Who gets blamed? Blamed, I might add, by the folks driving those cars, fertilizing those lawns, owning those outboards and popping those pills? A billionaire tycoon, of course, and a fleet of boats run by commercial fishermen with the temerity to want to fish the bay they’ve fished for decades and that more and more people are living next to, flushing into and driving around.

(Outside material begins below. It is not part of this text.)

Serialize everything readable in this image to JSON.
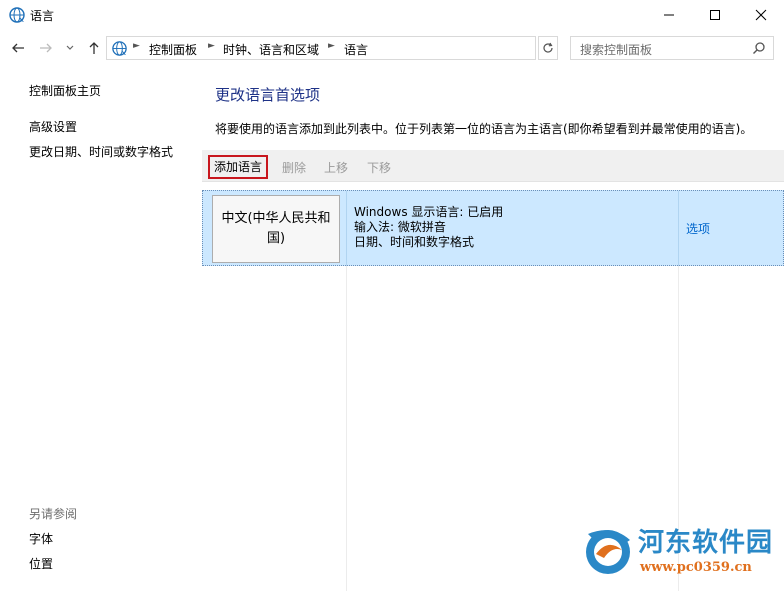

Virginia menhaden landings for the last 20 years have been trending steeply downward. They’re declining similarly to landings in most other commercial fisheries. And what other anthropogenic factors that negatively impact fisheries — in the Chesapeake watershed or virtually anywhere else — have declined correspondingly? Industrial wastes coming out of pipes, and sewage that’s received primary treatment are about it. With everything else, it’s onward and upward, but that’s OK, ’cause if we’ve got tycoons and working fishermen to blame, we don’t have to blame ourselves.

Menhaden are the only domestic source of omega 3 fish oil, a dietary supplement that has been proven to fix much of what ails most of us (though in my book, getting omega 3 from consuming fish, not a supplement, is the best way to do it). But why should that stand in the way of restrictive actions supported by a compelling lack of knowledge and a bit of Pauly’s attitude?

He’s got it right. Who needs science? Bring on the superstars, keep on flushing and save the bay.

(I have to acknowledge the inspiration that the folks on Fishfolk provided for this column.)